No es un pasillo con telas de araña; es coreografía de susto. Te mantienen en tensión antes de cruzar la entrada, te guían sin que lo notes y, cuando por fin crees que entiendes el juego, te lo cambian.
Aviso para valientes: aquí nadie te protege del golpe de sonido a destiempo, del susurro al oído, del silencio que dura medio segundo más de lo que tu cuerpo tolera.
Cinco escenarios, cinco modos de tentarte al miedo
Aquí la magia no es luz, es ausencia de control. El itinerario nace en un bosque que no quiere testigos: ramas que se inclinan demasiado, criaturas que no deberían existir (y sin embargo respiran cerca).

Sales de ahí creyendo que lo peor ya pasó y te topas con una cabaña que fue hogar; ese refugio amable ha girado la cerradura por dentro y ahora cruje como si te reconociera.
El tercer golpe te lleva a una prisión que roba temperatura y esperanza; no necesitas que nadie te toque para sentir que algo te vacía el pecho. Después viene una habitación que imita tus deseos… y los retuerce.
La llaman “de los menesteres” porque se adapta a quien entra; adivina qué pide tu mente cuando viene a un pasaje del terror. Por último, una mansión de linaje frío, lugar de pactos que nunca deberían pronunciarse en voz alta. Allí, la nobleza es solo otra máscara.
Cada set está construido para que no recuerdes por dónde llegaste. No son “decorados”, son decisiones: olores, texturas, alturas, sombras que trabajan contra tu costumbre de sentirte a salvo. Si vienes a comparar con películas o libros, adelante; te va a servir para perderte con más estilo.
Dónde, cuándo y cómo no huir

La agenda es quirúrgica: noche del 31 de octubre, de 19:00 a 01:00. La entrada al pasaje se hace por calle de Las Panzas, con acceso directo al piso subterráneo del Ayuntamiento de Paracuellos de Jarama.
Y sí, es parte del Mapa del terror que cruzará el municipio de punta a punta; si vienes con plan de “lo veo rápido y me voy”, trae otro plan.
Consejos de supervivencia (tómalos o ignóralos, pero no digas que no te avisé):
- Llega antes de las 19:00 si odias las colas… aquí la cola es espectáculo, pero también es preludio.
- Calzado que no te traicione; algunos tramos quieren tu torpeza.

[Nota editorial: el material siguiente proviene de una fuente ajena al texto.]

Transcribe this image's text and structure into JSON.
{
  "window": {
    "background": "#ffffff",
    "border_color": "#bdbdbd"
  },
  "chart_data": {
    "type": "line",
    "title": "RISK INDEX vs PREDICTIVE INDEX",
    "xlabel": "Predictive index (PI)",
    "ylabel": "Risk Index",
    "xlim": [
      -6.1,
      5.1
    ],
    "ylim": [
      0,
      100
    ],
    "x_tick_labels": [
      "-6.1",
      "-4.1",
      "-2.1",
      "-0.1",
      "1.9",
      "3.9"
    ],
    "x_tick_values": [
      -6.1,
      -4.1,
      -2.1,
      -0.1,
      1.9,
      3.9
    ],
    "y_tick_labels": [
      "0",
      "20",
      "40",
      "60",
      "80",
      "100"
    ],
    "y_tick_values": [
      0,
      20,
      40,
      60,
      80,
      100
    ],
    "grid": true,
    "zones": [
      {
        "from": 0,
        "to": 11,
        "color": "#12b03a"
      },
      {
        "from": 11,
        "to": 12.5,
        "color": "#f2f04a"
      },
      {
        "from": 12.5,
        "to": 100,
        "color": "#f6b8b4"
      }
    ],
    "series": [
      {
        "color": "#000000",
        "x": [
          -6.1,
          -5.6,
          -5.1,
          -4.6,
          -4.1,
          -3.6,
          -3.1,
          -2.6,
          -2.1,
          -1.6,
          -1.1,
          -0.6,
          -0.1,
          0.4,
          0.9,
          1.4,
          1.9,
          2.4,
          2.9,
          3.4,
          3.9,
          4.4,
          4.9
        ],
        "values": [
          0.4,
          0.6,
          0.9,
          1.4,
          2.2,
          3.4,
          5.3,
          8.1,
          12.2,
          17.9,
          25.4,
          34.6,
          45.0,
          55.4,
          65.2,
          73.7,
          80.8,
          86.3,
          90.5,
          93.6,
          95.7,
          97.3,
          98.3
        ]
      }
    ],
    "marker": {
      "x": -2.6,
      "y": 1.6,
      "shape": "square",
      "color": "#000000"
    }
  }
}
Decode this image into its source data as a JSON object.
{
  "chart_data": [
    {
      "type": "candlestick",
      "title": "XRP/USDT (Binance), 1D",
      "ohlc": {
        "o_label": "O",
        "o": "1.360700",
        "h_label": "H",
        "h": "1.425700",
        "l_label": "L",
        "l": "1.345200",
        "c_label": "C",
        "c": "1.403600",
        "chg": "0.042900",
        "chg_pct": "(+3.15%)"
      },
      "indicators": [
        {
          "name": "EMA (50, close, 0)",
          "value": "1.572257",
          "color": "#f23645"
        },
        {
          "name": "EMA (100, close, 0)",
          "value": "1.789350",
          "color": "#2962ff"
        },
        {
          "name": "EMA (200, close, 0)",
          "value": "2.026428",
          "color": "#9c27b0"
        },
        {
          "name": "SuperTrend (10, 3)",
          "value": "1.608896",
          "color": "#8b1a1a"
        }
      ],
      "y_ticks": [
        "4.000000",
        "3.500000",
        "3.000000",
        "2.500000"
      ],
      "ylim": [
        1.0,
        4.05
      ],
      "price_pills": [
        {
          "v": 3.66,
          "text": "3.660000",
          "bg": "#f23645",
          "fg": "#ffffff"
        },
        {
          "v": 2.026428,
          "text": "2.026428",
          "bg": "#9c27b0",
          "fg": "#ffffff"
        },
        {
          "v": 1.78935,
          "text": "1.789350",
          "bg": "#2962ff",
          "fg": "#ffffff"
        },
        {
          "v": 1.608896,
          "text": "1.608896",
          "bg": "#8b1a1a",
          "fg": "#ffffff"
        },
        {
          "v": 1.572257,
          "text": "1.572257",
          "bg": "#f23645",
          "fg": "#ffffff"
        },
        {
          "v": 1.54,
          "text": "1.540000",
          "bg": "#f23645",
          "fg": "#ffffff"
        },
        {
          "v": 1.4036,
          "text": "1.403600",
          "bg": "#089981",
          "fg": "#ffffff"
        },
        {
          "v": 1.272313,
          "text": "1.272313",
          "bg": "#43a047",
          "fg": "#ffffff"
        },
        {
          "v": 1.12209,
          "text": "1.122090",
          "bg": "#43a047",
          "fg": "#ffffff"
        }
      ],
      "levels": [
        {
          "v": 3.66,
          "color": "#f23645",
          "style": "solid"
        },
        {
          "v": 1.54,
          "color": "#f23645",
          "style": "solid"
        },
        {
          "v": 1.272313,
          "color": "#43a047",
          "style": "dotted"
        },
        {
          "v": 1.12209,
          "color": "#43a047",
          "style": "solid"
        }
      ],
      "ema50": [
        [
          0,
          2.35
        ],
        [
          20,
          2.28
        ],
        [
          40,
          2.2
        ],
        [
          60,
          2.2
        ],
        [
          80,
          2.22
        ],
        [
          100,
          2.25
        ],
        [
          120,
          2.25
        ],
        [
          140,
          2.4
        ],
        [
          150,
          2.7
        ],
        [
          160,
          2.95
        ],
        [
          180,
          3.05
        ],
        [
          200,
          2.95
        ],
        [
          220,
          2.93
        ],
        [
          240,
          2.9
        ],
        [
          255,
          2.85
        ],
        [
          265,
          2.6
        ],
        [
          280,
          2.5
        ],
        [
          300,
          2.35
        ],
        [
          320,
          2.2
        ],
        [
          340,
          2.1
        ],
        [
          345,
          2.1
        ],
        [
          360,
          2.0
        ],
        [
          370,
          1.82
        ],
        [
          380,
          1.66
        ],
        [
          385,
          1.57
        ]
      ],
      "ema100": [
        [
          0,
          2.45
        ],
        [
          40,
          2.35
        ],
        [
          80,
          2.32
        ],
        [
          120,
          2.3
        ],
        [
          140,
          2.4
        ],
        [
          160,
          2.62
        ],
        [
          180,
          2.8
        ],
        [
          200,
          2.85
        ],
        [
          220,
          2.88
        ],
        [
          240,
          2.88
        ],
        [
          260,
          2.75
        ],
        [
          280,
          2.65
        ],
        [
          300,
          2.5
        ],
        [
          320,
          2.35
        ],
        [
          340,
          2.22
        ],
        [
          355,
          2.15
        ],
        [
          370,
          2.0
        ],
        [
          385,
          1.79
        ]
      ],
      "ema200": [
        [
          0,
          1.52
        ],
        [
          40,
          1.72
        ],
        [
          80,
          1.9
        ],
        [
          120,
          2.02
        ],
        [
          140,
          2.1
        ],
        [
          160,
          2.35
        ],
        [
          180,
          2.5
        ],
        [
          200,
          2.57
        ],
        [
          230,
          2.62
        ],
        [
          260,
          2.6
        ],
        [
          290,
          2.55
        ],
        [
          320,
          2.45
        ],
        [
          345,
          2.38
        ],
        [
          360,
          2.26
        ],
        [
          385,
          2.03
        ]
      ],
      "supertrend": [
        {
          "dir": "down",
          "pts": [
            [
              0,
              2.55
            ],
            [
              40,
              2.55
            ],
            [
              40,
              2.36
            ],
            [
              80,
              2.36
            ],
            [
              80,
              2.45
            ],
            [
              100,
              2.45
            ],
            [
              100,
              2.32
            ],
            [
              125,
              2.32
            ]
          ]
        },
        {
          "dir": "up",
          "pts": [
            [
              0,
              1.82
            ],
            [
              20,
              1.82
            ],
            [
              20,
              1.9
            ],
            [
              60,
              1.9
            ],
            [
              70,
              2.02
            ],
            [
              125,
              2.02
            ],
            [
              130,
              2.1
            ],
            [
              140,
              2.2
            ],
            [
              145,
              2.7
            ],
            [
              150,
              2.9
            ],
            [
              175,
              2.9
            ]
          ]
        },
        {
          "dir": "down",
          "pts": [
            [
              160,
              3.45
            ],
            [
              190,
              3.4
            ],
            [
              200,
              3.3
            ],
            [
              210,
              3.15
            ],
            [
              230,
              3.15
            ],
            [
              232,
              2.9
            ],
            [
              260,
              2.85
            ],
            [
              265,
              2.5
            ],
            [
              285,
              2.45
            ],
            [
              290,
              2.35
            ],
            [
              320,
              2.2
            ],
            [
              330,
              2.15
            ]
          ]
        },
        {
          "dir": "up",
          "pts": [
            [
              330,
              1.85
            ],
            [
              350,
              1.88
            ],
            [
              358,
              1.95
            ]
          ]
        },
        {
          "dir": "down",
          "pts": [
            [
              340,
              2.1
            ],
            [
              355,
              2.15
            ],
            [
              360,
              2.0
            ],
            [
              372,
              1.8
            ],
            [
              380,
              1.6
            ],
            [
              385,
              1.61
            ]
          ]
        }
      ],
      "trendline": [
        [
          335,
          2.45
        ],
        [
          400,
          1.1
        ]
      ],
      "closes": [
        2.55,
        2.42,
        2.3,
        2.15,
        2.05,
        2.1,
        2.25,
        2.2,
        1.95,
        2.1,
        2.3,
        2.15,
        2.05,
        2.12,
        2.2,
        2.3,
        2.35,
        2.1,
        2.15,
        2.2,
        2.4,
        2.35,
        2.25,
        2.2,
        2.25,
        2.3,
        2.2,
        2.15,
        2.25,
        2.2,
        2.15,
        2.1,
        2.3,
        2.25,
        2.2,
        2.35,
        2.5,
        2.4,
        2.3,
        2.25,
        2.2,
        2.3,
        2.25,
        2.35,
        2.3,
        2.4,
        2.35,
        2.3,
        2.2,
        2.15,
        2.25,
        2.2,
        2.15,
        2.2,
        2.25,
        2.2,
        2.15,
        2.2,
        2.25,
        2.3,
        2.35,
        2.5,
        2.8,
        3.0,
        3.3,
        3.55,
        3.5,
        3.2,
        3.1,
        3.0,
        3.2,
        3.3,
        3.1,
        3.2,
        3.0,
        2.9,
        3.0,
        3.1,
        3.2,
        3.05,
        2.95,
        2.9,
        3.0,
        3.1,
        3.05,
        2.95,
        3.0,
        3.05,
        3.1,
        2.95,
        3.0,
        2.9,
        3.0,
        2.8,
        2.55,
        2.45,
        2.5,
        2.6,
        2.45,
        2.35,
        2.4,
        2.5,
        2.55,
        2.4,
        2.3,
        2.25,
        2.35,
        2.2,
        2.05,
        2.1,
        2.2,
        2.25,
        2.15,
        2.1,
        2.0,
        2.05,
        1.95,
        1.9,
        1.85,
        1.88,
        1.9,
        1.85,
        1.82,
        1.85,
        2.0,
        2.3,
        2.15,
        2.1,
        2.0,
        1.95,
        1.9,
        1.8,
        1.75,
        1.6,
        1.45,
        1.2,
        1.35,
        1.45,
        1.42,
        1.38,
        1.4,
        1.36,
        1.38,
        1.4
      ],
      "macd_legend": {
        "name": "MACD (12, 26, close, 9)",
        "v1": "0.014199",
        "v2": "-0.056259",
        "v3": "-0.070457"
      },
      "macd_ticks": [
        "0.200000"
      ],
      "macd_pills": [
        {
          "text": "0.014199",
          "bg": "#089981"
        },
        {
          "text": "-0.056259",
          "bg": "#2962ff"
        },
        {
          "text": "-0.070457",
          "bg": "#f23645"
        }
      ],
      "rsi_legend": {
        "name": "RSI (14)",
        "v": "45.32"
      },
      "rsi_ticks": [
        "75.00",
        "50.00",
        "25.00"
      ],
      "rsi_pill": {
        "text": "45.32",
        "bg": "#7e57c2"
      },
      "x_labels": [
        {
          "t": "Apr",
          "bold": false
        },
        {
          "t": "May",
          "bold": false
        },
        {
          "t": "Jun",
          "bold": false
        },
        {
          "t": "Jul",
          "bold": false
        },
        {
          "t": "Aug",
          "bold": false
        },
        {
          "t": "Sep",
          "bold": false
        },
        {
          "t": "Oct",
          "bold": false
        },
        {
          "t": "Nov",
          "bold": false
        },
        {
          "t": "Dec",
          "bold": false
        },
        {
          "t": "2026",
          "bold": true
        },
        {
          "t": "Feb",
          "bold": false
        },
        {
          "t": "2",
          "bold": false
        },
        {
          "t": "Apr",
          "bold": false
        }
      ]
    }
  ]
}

- Resiste el impulso del móvil: hay momentos que te piden mirar de frente.
- Ve en grupo, sal solo (metafóricamente). Cada quien hace su propio pacto con el miedo.
Y para los que preguntan si “es apto para niños”: la noche no fue diseñada para edulcorar nada. Aquí el objetivo no es decirte “tranqui”, es recordarte que disfrutar del miedo es un arte que se entrena.
Paracuellos no montó una feria, montó una trampa emocional. Más de treinta paradas, cinco pasajes, y uno el de la cámara de los hechizos que viene a demostrar que la magia, cuando se toma en serio, no consuela: desarma. Nos vemos ahí. Si sobrevives al bosque, nos reímos en el photocall. Si no… prometo guardar tu mejor grito.